Das Ergebnis hat positive Bestandteile: teils tabellenwirksame Einmalzahlungen und Festgeld statt Prozente; die Azubis bekommen schon im Dezember eine steuerfreie Prämie von 900 Euro, ab April 24 netto 115 Euro (gefordert: 200 Euro) und ab Mai 24 150 Euro je monatlich tabellenwirksam; Physiotherapeuten und Psychologen in Ausbildung mehr Geld.

 

Gleichzeitig ist es ein fauler, schwer zu durchschauender Abschluss. Die „Arbeitgeber“ haben mit Verweigerung von Notfallvereinbarung (Ulm) und deren mangelhafter Umsetzung, Dauerhetze gegen Streik und Streikende großen Druck ausgeübt, der aber eher die Wut anheizte.

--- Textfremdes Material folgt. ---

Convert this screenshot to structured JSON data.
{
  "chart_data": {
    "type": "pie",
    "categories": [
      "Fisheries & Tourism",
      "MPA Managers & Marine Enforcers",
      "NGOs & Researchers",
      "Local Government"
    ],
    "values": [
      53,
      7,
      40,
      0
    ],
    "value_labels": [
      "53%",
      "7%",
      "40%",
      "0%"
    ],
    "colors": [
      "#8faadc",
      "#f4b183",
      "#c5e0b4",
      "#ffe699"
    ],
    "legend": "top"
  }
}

Die ver.di-Führung verhielt sich wortradikal, getrieben von Beschäftigten, die einfach genug haben - und knickte dann schnell zugunsten der erst radikal abgelehnten Einmalzahlungen ein.

 

Die drei Hauptforderungen wurden nicht erreicht: 10,5 Prozent, mindestens 375 Euro für alle bei zwölf Monaten Laufzeit - tabellenwirksam! Dabei waren das bescheidene Forderungen, wenn die Inflation für normale tägliche Lebensmittel jetzt schon bei über 20 Prozent liegt! Dazu kommen explodierende Energie- und Mietkosten in den Uni-Städten Baden-Württembergs. Und 2023/24?

 

Die Klinikbetreiber wollten bei der entwickelten Kampfentschlossenheit der Belegschaften keinen wochenlangen Streik in diesen Krisen- und Kriegszeiten riskieren wie in Nordrhein-Westfalen. Nach einem solchen Streik ist eine Belegschaft nicht mehr die alte! Das schweißt zusammen – die kann man nicht mehr so leicht spalten. Das will auch die obere Führung der Gewerkschaft ver.di nicht. Der Frauenverband Courage und auch die MLPD erklärten ihre volle Solidarität mit den kämpfenden Kolleginnen und Kollegen. Die MLPD verteilte Flyer gegen den Krieg und verkaufte die Broschüre zum Ukrainekrieg. Wir hätten noch mehr die konkrete Streikunterstützung wie Kaffee- oder Punch-Bar nach den Demos und Kundgebungen organisieren können, um die Verbindungen zu den vielen jungen Kolleginnen zu intensivieren.